NewYork-Presbyterian Hospital/Weill Cornell Medical Center New York, NY
Nicole Ng, MD, Chimsom Orakwue, MD, Arun Jesudian, MD, FACG NewYork-Presbyterian Hospital/Weill Cornell Medical Center, New York, NY Introduction: Immune checkpoint inhibitors (ICI) have revolutionized oncology treatment options, but also introduced immune-related adverse events. ICI-induced cholangitis (ICIIC) is a rare complication. Here, we present a case of ICIIC that was initially managed as ICI-induced hepatitis (ICIIH).
Case Description/
Methods: A 70-year-old man with metastatic renal cell carcinoma initiated on ipilimumab and nivolumab a month ago, type 2 diabetes, and hyperlipidemia, presented to the hospital after outpatient oncology clinic labs incidentally revealed elevated liver enzymes.

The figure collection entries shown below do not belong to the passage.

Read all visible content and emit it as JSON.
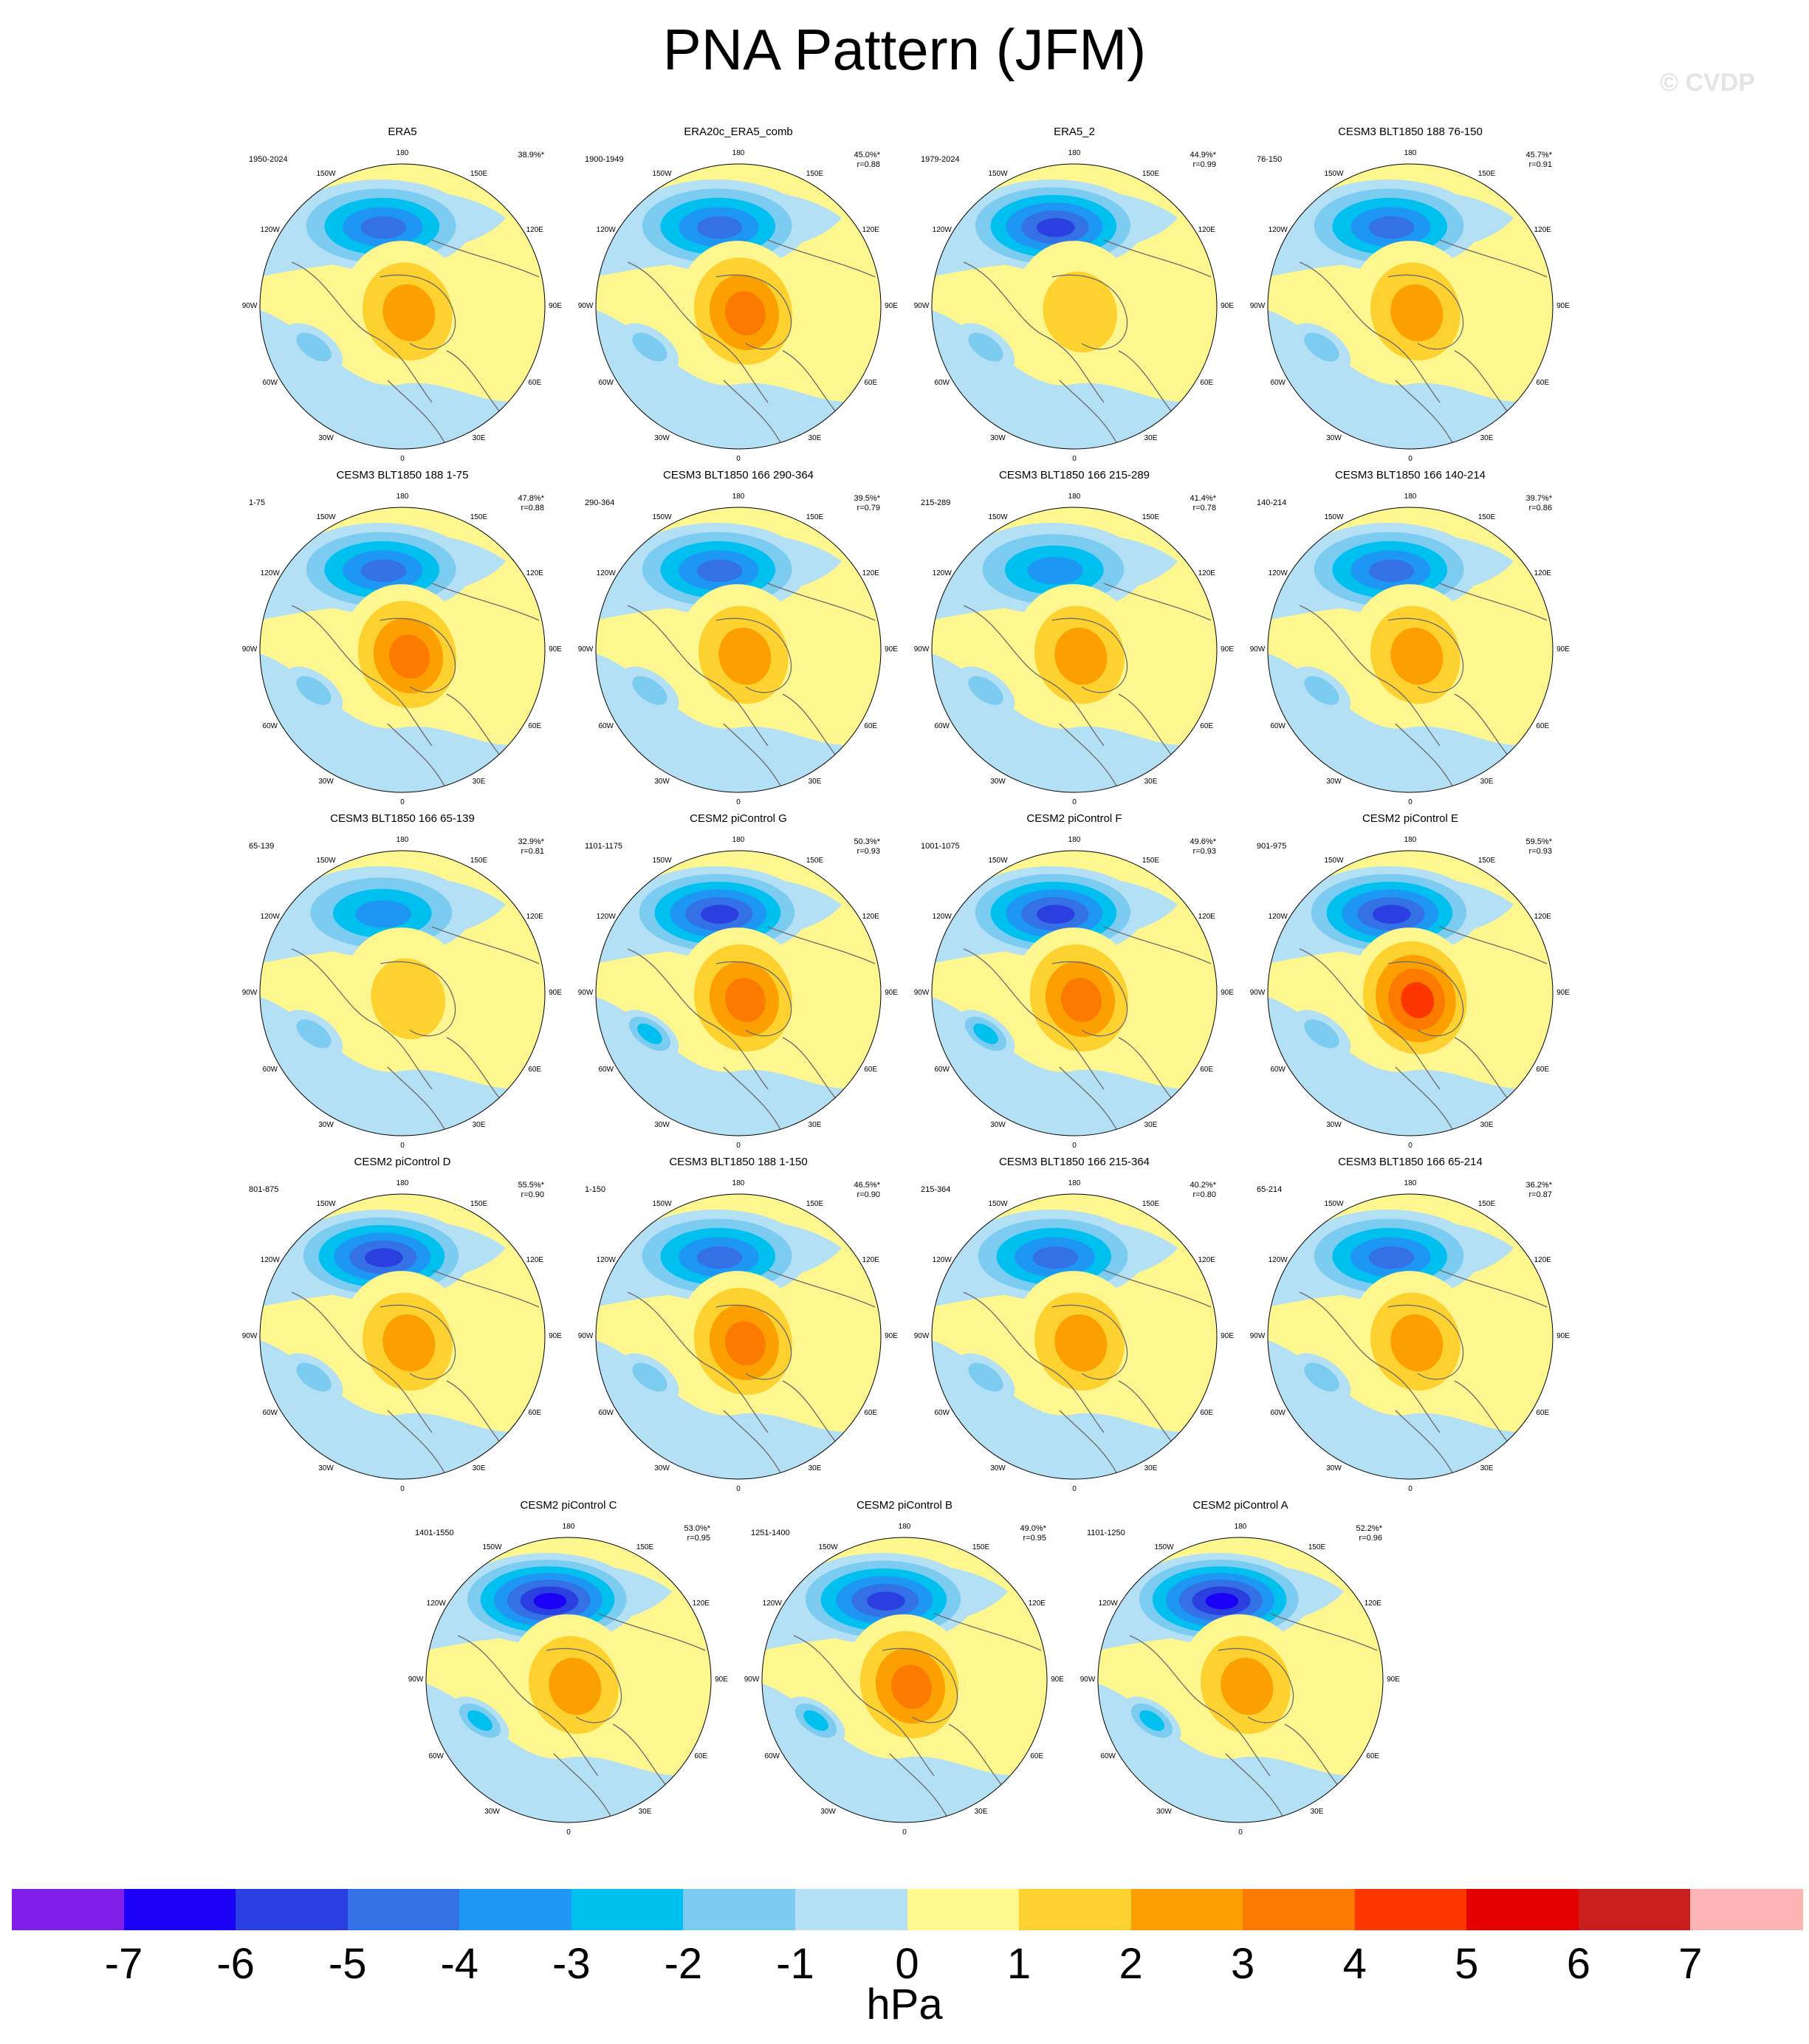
{
  "title": "PNA Pattern (JFM)",
  "watermark": "© CVDP",
  "lon_labels": [
    "180",
    "150E",
    "120E",
    "90E",
    "60E",
    "30E",
    "0",
    "30W",
    "60W",
    "90W",
    "120W",
    "150W"
  ],
  "chart_data": {
    "type": "heatmap",
    "description_of_quantity": "PNA regression pattern",
    "panels": [
      {
        "title": "ERA5",
        "period": "1950-2024",
        "pct": "38.9%*",
        "r": ""
      },
      {
        "title": "ERA20c_ERA5_comb",
        "period": "1900-1949",
        "pct": "45.0%*",
        "r": "r=0.88"
      },
      {
        "title": "ERA5_2",
        "period": "1979-2024",
        "pct": "44.9%*",
        "r": "r=0.99"
      },
      {
        "title": "CESM3 BLT1850 188 76-150",
        "period": "76-150",
        "pct": "45.7%*",
        "r": "r=0.91"
      },
      {
        "title": "CESM3 BLT1850 188 1-75",
        "period": "1-75",
        "pct": "47.8%*",
        "r": "r=0.88"
      },
      {
        "title": "CESM3 BLT1850 166 290-364",
        "period": "290-364",
        "pct": "39.5%*",
        "r": "r=0.79"
      },
      {
        "title": "CESM3 BLT1850 166 215-289",
        "period": "215-289",
        "pct": "41.4%*",
        "r": "r=0.78"
      },
      {
        "title": "CESM3 BLT1850 166 140-214",
        "period": "140-214",
        "pct": "39.7%*",
        "r": "r=0.86"
      },
      {
        "title": "CESM3 BLT1850 166 65-139",
        "period": "65-139",
        "pct": "32.9%*",
        "r": "r=0.81"
      },
      {
        "title": "CESM2 piControl G",
        "period": "1101-1175",
        "pct": "50.3%*",
        "r": "r=0.93"
      },
      {
        "title": "CESM2 piControl F",
        "period": "1001-1075",
        "pct": "49.6%*",
        "r": "r=0.93"
      },
      {
        "title": "CESM2 piControl E",
        "period": "901-975",
        "pct": "59.5%*",
        "r": "r=0.93"
      },
      {
        "title": "CESM2 piControl D",
        "period": "801-875",
        "pct": "55.5%*",
        "r": "r=0.90"
      },
      {
        "title": "CESM3 BLT1850 188 1-150",
        "period": "1-150",
        "pct": "46.5%*",
        "r": "r=0.90"
      },
      {
        "title": "CESM3 BLT1850 166 215-364",
        "period": "215-364",
        "pct": "40.2%*",
        "r": "r=0.80"
      },
      {
        "title": "CESM3 BLT1850 166 65-214",
        "period": "65-214",
        "pct": "36.2%*",
        "r": "r=0.87"
      },
      {
        "title": "CESM2 piControl C",
        "period": "1401-1550",
        "pct": "53.0%*",
        "r": "r=0.95"
      },
      {
        "title": "CESM2 piControl B",
        "period": "1251-1400",
        "pct": "49.0%*",
        "r": "r=0.95"
      },
      {
        "title": "CESM2 piControl A",
        "period": "1101-1250",
        "pct": "52.2%*",
        "r": "r=0.96"
      }
    ],
    "colorbar": {
      "unit": "hPa",
      "ticks": [
        "-7",
        "-6",
        "-5",
        "-4",
        "-3",
        "-2",
        "-1",
        "0",
        "1",
        "2",
        "3",
        "4",
        "5",
        "6",
        "7"
      ],
      "colors": [
        "#7f1fe8",
        "#1a00f5",
        "#2b3fe0",
        "#3470e6",
        "#1e96f3",
        "#00c0f0",
        "#7ccbf0",
        "#b4e0f5",
        "#fef68f",
        "#fdd130",
        "#fba000",
        "#fd7a00",
        "#fd3600",
        "#e50000",
        "#c81e1e",
        "#fdb4b4"
      ]
    },
    "patterns": {
      "low_value_min": [
        -4.6,
        -4.2,
        -5.1,
        -4.4,
        -4.7,
        -4.2,
        -4.0,
        -4.1,
        -3.6,
        -6.0,
        -5.6,
        -6.0,
        -6.0,
        -5.0,
        -4.8,
        -4.6,
        -6.1,
        -5.9,
        -6.2
      ],
      "high_value_max": [
        2.4,
        3.2,
        1.6,
        2.5,
        3.1,
        2.7,
        2.8,
        2.3,
        1.8,
        3.5,
        3.2,
        4.3,
        2.9,
        3.1,
        2.8,
        2.7,
        3.0,
        3.2,
        2.8
      ],
      "atlantic_low_min": [
        -1.6,
        -1.8,
        -1.8,
        -1.6,
        -1.6,
        -1.4,
        -1.8,
        -1.3,
        -1.3,
        -2.2,
        -2.3,
        -2.0,
        -2.0,
        -1.7,
        -1.5,
        -1.4,
        -2.1,
        -2.2,
        -2.1
      ]
    }
  }
}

He denied abdominal pain, bloating, jaundice, pale stools, nausea, vomiting, fatigue, fevers or chills. He denied any alcohol use or herbal supplementation and had been ingesting a maximum of 650 mg of acetaminophen daily. Initial labs were notable for: aspartate transaminase (AST) 329, alanine aminotransferase (ALT) 390, alkaline phosphatase (ALP) 1167, and total bilirubin 1.5, all of which were previously within normal ranges. His gamma-glutamyl transferase was 757, and international normalized ratio 1.5. Hepatitis serologies ruled out acute and chronic infections. Magnetic resonance cholangiopancreatography upon presentation showed cholelithiasis, no biliary dilatation, and a hepatic lesion suspicious for metastasis. He was started on intravenous methylprednisolone 1mg/kg for presumed ICIIH, which was subsequently increased to 2mg/kg when liver enzymes did not improve. Gastroenterology/Hepatology was consulted, and recommended initiating ursodeoxycholic acid (UDCA) 15mg/kg/day and decreasing steroids to 1mg/kg. His liver enzymes improved to AST 28, ALT 73, ALP 434, and total bilirubin 0.5. He was discharged with a steroid taper. Discussion: Given the cholestatic pattern of injury and clear temporal correlation with immunotherapy initiation, a diagnosis of small duct ICIIC was made. ICIIC is mostly associated with anti-programmed cell death protein 1 (PD-1) and anti-cytotoxic T-lymphocyte-associated protein 4 (CTLA-4) agents, both of which this patient received. Through altering anti-tumor immunity, a loss of self-tolerance can lead to immune-mediated attack on small and/or large biliary ducts, which can cause liver failure and death if untreated. The incidence of ICIIC is not well characterized. In contrast to ICIIH, which is treated with immunosuppression, management of ICIIC also includes UDCA, due to its choleretic and immunomodulatory properties. Timely diagnosis and management of ICIIC are critical for patients undergoing ICI therapy.